Brooks’ POW-MIA Flag Bill Heads to Governor

HARRISBURG (Oct. 23, 2020) Sen. Michele Brooks’ legislation to fly the official POW-MIA flag at all Pennsylvania Turnpike service plazas, highway welcome centers, and rest stops is on its way to the Governor, after approval in both the House and Senate. 

The flag, with a black background and white lettering, features barbed wire, a watchtower, and the words “You are not forgotten.”

In advocating for Senate Bill 395, Brooks recalled a heartwarming hometown parade held in 2012 to honor a local Prisoner of War from the Korean Conflict whose remains were returned to Meadville.

“This community outpouring of love and support included not only veterans, but residents of every age group, from the smallest children to our most seasoned seniors,” she said. “By flying the POW-MIA flag in more prominent public places, it is this recognition and remembrance that I seek for all those who need to be returned home.” 

She added that, “This cause has united our community for decades.  For years in my district, every January, often in bitterly cold temperatures, the late Col. Gary Solander led a community vigil to remember Prisoners of War and those Missing in Action.  Crowds of people would endure the biting wind and cold to light candles, and join together in prayer for the return of our hometown heroes. Although Col.
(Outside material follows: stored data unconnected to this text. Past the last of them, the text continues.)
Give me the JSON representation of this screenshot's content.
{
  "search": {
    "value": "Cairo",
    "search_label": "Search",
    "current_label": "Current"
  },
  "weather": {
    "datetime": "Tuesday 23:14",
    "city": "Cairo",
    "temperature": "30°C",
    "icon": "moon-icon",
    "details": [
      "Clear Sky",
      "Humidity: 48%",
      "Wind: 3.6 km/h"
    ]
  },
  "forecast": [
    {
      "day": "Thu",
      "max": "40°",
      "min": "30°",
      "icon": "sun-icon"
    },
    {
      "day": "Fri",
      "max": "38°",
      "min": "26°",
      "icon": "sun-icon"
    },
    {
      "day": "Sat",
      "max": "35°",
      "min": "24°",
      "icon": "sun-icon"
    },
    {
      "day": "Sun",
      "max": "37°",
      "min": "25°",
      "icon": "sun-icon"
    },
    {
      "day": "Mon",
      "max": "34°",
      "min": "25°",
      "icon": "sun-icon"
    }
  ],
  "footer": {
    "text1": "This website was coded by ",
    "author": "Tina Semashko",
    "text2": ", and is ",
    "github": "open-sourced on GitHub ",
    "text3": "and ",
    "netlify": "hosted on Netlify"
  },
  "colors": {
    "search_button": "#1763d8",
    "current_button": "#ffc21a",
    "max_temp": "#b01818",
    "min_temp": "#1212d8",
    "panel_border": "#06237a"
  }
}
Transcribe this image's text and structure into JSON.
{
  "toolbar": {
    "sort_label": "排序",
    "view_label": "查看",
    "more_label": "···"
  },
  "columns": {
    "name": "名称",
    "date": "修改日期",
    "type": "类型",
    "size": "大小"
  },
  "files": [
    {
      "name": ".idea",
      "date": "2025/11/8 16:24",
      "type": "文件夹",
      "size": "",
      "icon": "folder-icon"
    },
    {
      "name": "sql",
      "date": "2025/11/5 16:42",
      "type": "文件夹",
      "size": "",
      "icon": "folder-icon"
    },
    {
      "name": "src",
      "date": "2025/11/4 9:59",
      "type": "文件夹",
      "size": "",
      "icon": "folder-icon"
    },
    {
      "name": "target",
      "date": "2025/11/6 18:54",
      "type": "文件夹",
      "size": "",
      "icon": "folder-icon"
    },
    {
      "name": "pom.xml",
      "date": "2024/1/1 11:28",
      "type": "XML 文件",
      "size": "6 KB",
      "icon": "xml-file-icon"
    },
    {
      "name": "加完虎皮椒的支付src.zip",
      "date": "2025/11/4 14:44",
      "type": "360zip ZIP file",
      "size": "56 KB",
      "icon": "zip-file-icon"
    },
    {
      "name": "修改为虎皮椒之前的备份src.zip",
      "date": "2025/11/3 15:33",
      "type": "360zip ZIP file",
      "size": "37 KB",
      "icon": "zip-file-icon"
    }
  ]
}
Solander has passed away, I am grateful that the state is preserving his legacy and carrying forth his efforts.”  

“It is my hope that, as motorists view this flag throughout Pennsylvania, they will take a moment to reflect upon what this symbol of heroism truly means, and remember the many families across Pennsylvania and our nation who still grieve, yet hold on to hope that their loved ones’ remains will be returned back home,” Brooks said.

According to the Defense POW/MIA Accounting Agency, from World War II, to the Korean War to the Vietnam War, approximately 5,461 members of the military were missing or held captive by the enemy, giving their families no final resting place to mourn their loved ones.

The legislation will now go to the governor for his signature.